FRANK DEFORD: It's become common for football observers, including this one, to call the All-American sport a gladiator game. This has come to the particular attention of Sarah Stroup, a Classics professor at the University of Washington, who teaches a popular course entitled War Games: Greek Athletes, Roman Gladiators, the Modern Olympics and College Football. What is especially interesting and poignant is that in this past semester, several football players took her course.
Both the professor and her football-playing students have found that, in fact, calling football a gladiator game is not just a glib analogy. For example, gladiators had coaches and very specialized trainers. They were carefully tended to by team doctors to keep them battle-ready. After all, like college football players, gladiators were valuable resources for the head coaches, who made the money that their amateur athletes did not. As one of Professor Stroup's players candidly told his tutor: I put my body in danger for other people's benefits.
Not surprisingly, gladiators were big guys who would bulk up for battle. It was another of Professor Stroup's players who himself pointed out to her that carrying fat is wise in such endeavors, because it protects your internal organs in combat or in scrimmage.
Both gladiators and football players have short careers. An average gladiator could expect to live for only three years before one of his colleagues - yes, they trained together to kill one another - would murder him. And not for nothing do the players themselves say that NFL stands for Not For Long.

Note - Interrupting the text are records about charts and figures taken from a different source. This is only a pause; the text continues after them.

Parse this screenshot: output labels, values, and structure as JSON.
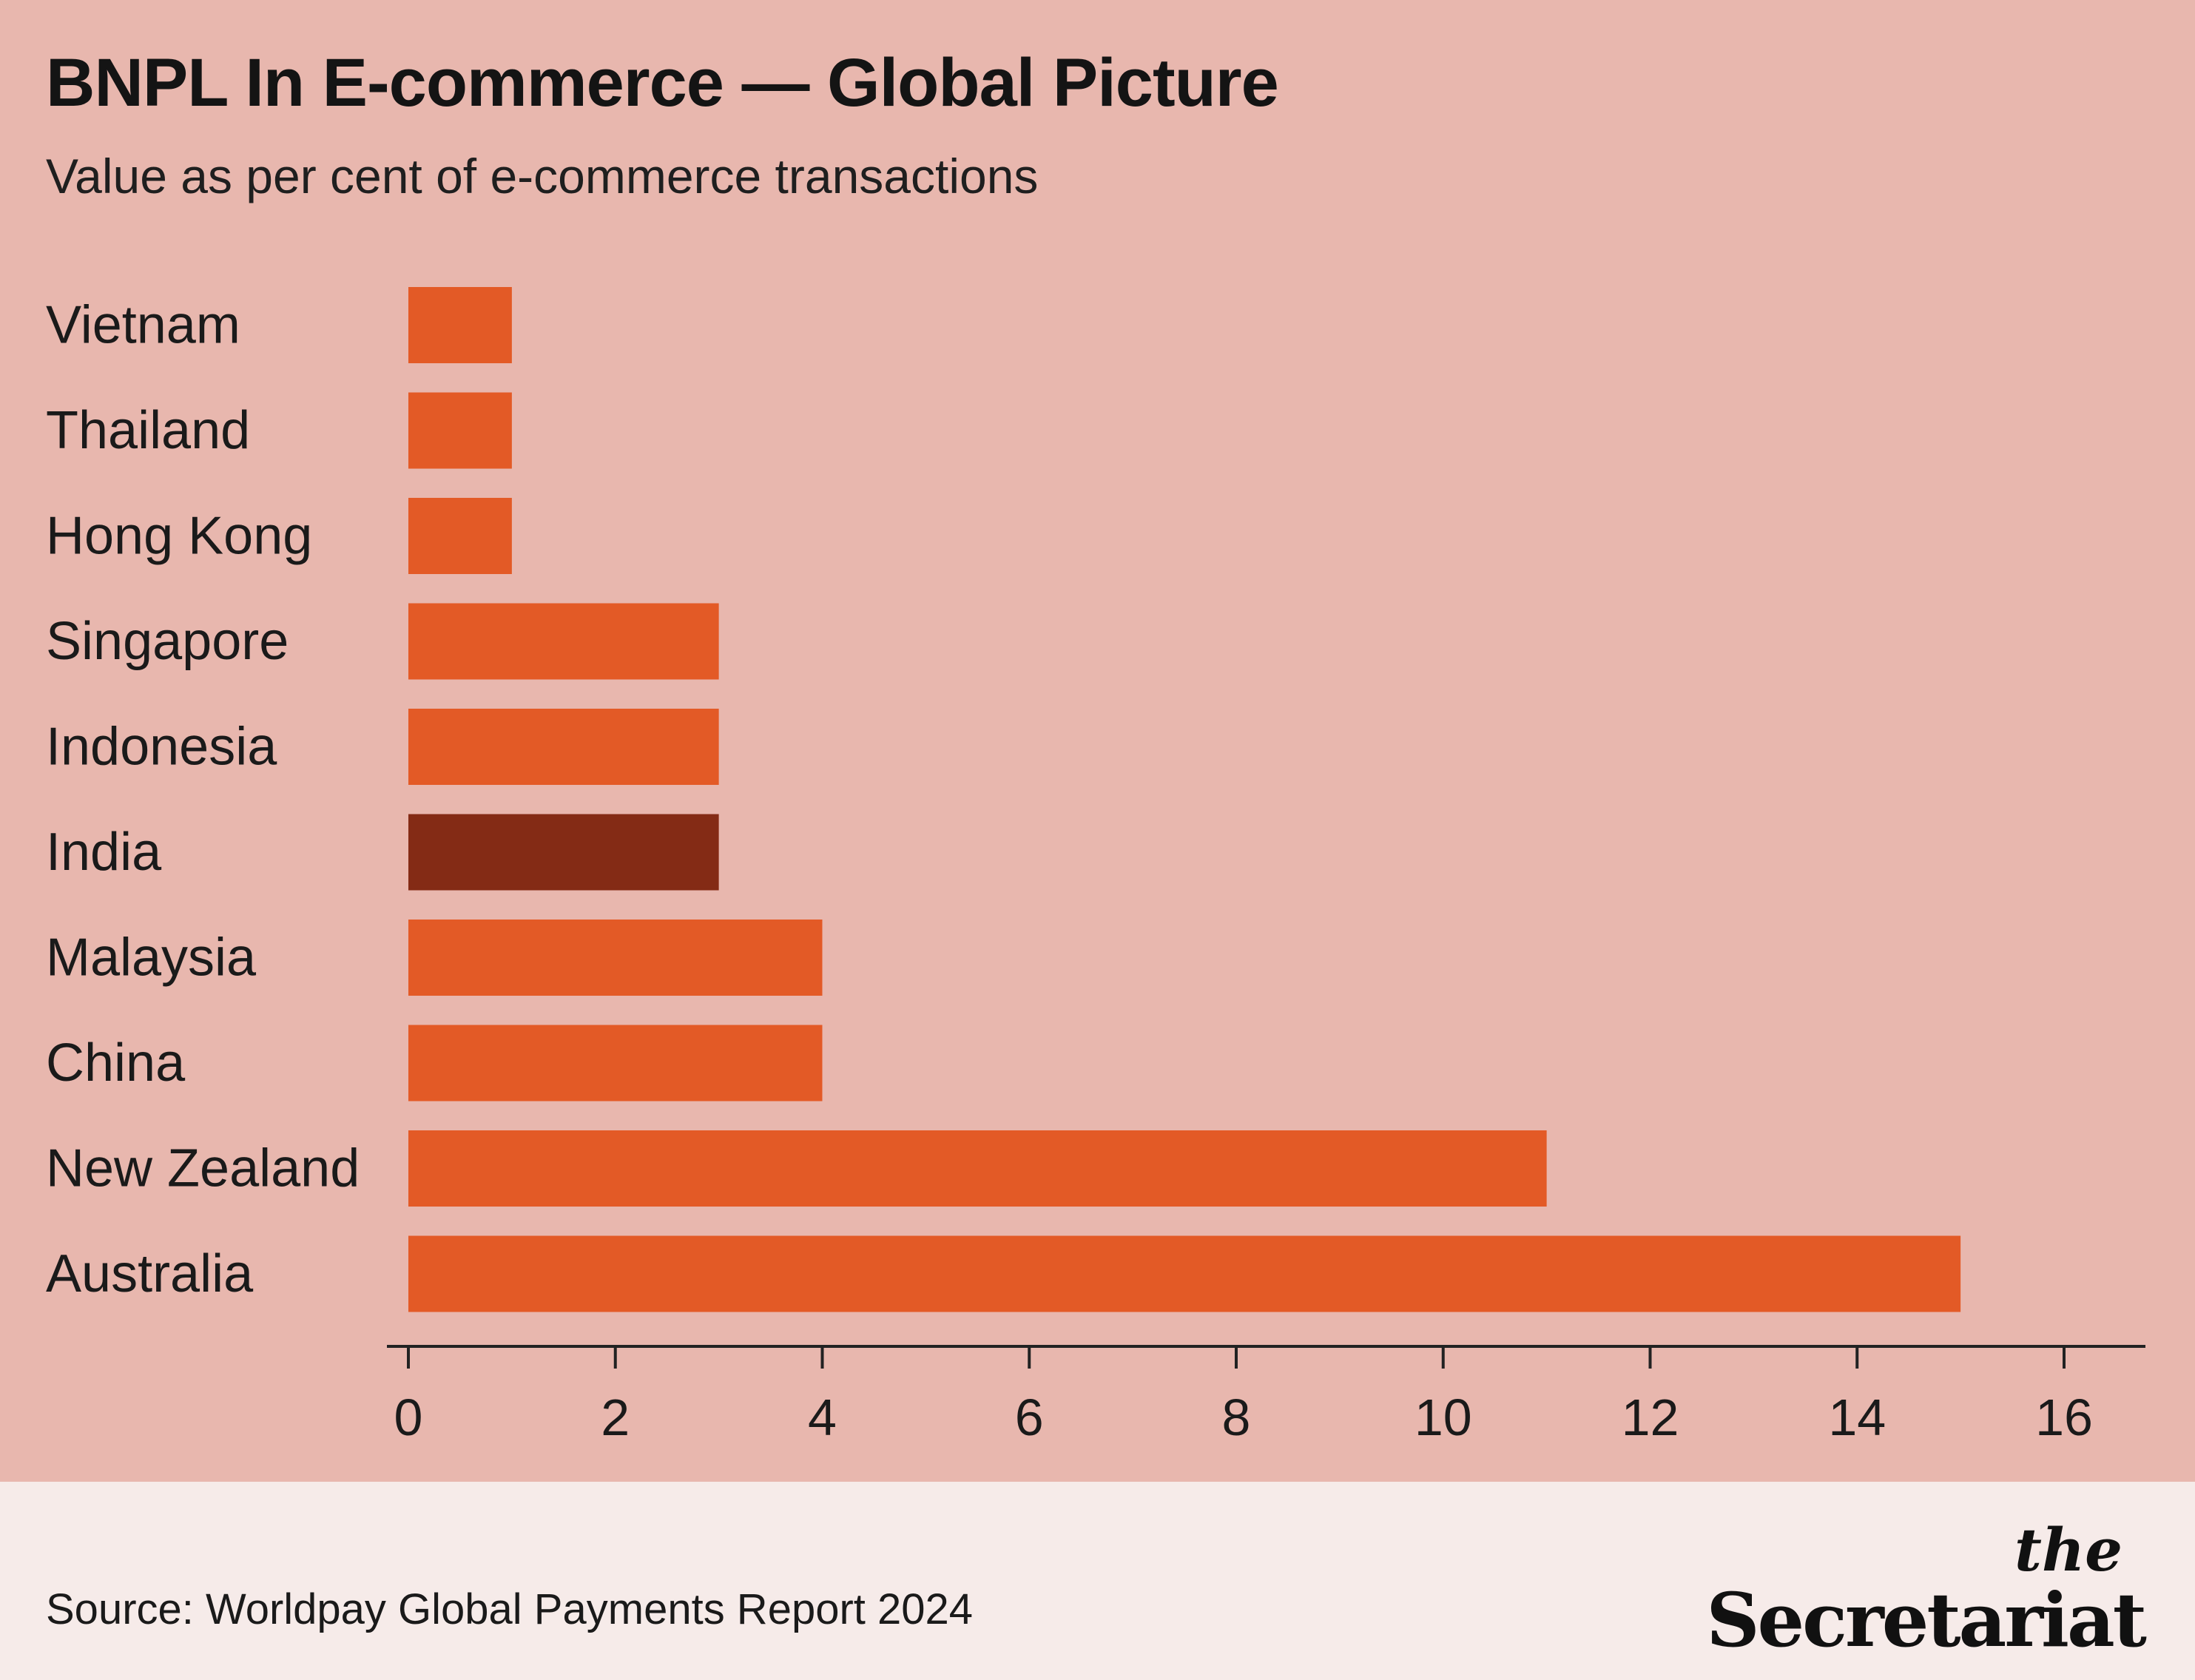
{
  "header": {
    "title": "BNPL In E-commerce — Global Picture",
    "subtitle": "Value as per cent of e-commerce transactions"
  },
  "footer": {
    "source": "Source: Worldpay Global Payments Report 2024",
    "logo_the": "the",
    "logo_name": "Secretariat"
  },
  "colors": {
    "background": "#e8b7ae",
    "footer_background": "#f6ebe9",
    "bar": "#e35a26",
    "bar_highlight": "#842b15",
    "axis": "#222222"
  },
  "chart_data": {
    "type": "bar",
    "orientation": "horizontal",
    "title": "BNPL In E-commerce — Global Picture",
    "subtitle": "Value as per cent of e-commerce transactions",
    "categories": [
      "Vietnam",
      "Thailand",
      "Hong Kong",
      "Singapore",
      "Indonesia",
      "India",
      "Malaysia",
      "China",
      "New Zealand",
      "Australia"
    ],
    "values": [
      1,
      1,
      1,
      3,
      3,
      3,
      4,
      4,
      11,
      15
    ],
    "highlight": "India",
    "xlim": [
      0,
      16
    ],
    "xticks": [
      0,
      2,
      4,
      6,
      8,
      10,
      12,
      14,
      16
    ],
    "grid": false,
    "legend": "none"
  }
}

What particularly surprised me to learn is that the Romans were ashamed of their love of the blood sport, Each year, Professor Stroup asks her class to name amusements that Americans are themselves secretly ashamed of. Invariably she says three answers are common: pornography, reality shows and tabloid magazines. This year, there was suggested another American shameful delight.
Professor Stroup herself had never seen a football game before she became attached to the players taking her course. She says: They're tough on the field but I know they're scared to death a lot of the time. These boys are already a lot like gladiators. And we tolerate it. We make them a special kind of student, the student-athlete, and tolerate their thuggishness and discount the brains we are knowingly damaging, and then discard them. It is a hell, but one of our own making.
Or as the Bard had one of his wiser Romans say: The fault, Dear Brutus, is not in our stars, but in ourselves that we are underlings.
MONTAGNE: We bring you the comments of Frank Deford every Wednesday.